March 22nd, 2005


Quote of the Day

I’m creating a game called Elfy Elferston in which the players are all half-elves. Chargen consists of deciding if your other half is dragon, faerie, demon, or raccoon

- from here.

Meanwhile, I spent most of today hacking my carefully written error-handling code into little bits because it wasn't flexible enough.  That's what I get for following the Microsoft standards...  This iteration's testing phase just started, so I won't get to refactor my code into something more aesthetic until April.

Tonight was supposed to be gaming, but due to the GM having a boiler emergency, my venture into the Nightmare of Future Past will have to be postponed for another week.  Instead I shall be, once more, trying to wrap my head around asynchronous calls in C#.

Or watching The West Wing, whichever one sounds like more fun :->
running lego man


A study was released today which shows that 25% of all zombie drone PCs on the internet are based in the UK.

This is quite obviously because people _don't look after their PCs_ (and, of course, insist on using vulnerable Operating Systems).  The answer, it seems to me, is to prevent these people from inadvertently spewing email to the four corners of the earth.  The answer, it seems to me, is remarkably obvious.

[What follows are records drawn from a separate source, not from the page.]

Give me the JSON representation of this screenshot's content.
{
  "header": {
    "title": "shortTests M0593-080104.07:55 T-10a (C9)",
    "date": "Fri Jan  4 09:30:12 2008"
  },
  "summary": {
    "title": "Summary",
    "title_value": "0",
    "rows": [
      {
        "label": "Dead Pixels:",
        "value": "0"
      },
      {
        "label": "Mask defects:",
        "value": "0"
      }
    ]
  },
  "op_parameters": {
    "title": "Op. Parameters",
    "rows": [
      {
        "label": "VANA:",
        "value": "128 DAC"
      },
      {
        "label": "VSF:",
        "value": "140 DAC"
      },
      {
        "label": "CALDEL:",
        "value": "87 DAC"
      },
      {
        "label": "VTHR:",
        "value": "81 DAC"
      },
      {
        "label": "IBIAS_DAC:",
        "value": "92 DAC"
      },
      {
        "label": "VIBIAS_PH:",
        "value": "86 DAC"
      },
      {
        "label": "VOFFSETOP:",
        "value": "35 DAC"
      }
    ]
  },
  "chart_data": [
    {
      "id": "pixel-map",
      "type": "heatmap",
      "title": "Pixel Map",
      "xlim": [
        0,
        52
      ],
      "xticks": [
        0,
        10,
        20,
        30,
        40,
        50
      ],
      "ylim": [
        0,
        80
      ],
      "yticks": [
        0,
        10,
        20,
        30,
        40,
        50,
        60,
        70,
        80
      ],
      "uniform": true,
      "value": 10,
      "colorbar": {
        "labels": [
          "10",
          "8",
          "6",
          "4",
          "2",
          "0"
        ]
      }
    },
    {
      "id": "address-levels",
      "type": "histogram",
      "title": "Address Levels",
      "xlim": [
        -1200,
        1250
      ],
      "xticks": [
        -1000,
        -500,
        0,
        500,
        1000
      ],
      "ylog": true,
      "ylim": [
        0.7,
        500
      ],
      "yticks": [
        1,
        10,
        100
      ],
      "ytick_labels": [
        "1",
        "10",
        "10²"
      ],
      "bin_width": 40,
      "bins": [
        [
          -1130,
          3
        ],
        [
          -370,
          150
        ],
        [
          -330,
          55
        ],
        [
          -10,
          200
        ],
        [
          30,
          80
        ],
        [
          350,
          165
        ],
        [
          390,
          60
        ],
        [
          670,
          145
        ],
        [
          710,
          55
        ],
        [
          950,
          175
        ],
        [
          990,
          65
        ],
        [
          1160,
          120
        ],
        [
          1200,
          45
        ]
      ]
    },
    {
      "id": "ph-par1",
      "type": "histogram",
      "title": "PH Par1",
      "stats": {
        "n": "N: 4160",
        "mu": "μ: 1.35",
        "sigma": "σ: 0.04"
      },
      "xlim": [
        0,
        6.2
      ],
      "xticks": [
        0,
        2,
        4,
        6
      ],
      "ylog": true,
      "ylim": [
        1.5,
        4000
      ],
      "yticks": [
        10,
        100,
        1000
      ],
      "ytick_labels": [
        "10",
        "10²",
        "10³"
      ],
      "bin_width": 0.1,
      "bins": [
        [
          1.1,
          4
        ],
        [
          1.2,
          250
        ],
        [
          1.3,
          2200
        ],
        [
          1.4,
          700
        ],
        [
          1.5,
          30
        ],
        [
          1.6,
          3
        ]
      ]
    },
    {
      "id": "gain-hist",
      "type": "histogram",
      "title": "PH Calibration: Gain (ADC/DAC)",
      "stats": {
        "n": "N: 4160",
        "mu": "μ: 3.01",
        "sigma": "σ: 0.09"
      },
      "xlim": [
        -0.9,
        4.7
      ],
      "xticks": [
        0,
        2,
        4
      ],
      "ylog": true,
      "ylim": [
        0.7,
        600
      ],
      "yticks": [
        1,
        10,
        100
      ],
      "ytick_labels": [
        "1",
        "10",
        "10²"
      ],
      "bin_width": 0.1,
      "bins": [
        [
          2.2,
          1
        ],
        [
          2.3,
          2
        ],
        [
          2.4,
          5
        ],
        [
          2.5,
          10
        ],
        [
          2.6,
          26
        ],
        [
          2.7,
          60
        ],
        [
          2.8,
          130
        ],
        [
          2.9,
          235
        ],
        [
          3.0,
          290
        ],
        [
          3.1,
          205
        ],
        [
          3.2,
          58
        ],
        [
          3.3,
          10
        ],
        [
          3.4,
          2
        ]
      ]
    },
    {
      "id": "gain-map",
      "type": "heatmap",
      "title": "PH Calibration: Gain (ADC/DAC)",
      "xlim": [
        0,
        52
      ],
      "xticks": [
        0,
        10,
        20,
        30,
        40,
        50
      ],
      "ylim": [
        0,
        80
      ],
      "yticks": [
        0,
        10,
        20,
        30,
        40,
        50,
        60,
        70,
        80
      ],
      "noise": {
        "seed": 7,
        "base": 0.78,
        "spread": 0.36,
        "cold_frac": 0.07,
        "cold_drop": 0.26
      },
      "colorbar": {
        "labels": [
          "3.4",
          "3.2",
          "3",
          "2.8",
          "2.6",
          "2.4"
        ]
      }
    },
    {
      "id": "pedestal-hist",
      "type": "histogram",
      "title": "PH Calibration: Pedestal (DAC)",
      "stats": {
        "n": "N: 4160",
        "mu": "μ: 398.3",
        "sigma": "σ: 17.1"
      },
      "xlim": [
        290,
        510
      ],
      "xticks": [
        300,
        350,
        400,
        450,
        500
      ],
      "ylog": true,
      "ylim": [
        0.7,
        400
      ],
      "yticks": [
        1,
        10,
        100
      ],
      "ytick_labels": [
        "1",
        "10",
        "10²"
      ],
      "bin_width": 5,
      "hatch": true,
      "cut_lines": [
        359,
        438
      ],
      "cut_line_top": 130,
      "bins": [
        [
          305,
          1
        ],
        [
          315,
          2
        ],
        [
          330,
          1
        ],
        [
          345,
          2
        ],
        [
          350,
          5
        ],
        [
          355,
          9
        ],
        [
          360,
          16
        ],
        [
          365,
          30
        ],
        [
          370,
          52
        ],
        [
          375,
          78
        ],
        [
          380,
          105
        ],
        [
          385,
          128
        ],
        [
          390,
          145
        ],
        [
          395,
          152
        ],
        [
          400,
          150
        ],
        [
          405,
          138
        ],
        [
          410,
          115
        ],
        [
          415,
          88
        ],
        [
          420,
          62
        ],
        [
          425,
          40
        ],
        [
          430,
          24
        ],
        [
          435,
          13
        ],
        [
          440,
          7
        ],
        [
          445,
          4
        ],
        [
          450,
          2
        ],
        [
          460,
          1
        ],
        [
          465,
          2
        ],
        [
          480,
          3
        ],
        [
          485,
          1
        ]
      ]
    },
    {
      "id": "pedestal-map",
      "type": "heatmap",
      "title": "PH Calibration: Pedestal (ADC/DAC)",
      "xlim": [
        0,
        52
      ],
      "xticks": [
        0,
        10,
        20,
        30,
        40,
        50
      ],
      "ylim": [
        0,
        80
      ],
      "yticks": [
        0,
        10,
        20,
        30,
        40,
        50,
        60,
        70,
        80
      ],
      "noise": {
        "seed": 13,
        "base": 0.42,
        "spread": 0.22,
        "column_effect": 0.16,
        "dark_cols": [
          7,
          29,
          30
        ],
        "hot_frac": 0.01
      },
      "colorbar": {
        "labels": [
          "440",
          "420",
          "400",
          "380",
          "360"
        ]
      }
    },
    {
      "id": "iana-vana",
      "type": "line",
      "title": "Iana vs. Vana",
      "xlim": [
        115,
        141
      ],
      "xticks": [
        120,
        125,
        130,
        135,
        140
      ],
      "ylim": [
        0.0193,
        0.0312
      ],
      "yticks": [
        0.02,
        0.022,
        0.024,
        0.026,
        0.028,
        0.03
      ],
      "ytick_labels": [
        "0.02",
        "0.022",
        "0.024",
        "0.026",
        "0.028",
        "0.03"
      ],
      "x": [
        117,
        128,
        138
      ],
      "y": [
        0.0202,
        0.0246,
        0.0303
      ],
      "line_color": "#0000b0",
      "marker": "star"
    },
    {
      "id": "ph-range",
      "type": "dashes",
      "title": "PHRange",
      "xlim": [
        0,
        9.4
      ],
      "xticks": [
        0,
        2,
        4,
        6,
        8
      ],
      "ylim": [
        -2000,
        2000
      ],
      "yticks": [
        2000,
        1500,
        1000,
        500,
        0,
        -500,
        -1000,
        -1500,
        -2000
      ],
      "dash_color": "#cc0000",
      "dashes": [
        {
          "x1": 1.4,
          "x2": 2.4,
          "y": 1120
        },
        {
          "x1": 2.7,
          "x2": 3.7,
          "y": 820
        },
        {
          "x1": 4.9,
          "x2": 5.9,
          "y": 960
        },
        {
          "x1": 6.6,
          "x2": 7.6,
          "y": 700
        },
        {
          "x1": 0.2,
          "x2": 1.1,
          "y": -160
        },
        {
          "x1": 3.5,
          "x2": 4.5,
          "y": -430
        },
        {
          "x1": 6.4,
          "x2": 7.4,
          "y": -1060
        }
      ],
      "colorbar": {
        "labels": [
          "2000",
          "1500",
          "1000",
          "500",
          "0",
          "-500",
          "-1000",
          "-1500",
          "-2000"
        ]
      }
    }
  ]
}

And not the firewalls you install on your PC, get in the way of things and are so much trouble that they frequently get turned off by frustrated users (although I recommend those too) - I mean a _managed_ firewall.  This sits at the ISP end and blocks all incoming traffic that you haven't specifically asked for.  So if you're confident that you want port 80 open, then you use a webform to open that port up - and if you're not technical to manage that much, then you're perfectly safe from incoming nastiness.

It's not a perfect solution, but it'd save an awful lot of heartache, solve the problems that vast numbers of people have with their PCs being insta-hacked and make the internet that much safer for mankind.

The only problem is that it would undoubtably break some people's applications when it was first switched on, which would mean that more helpdesk calls occurred.  And nobody wants to pay for that, especially if their competitors aren't.  Which means the only way to make it happen is through regulation - imposing a minimum level of service on broadband in the same way that we do for any other utility we want to make safe for the public good.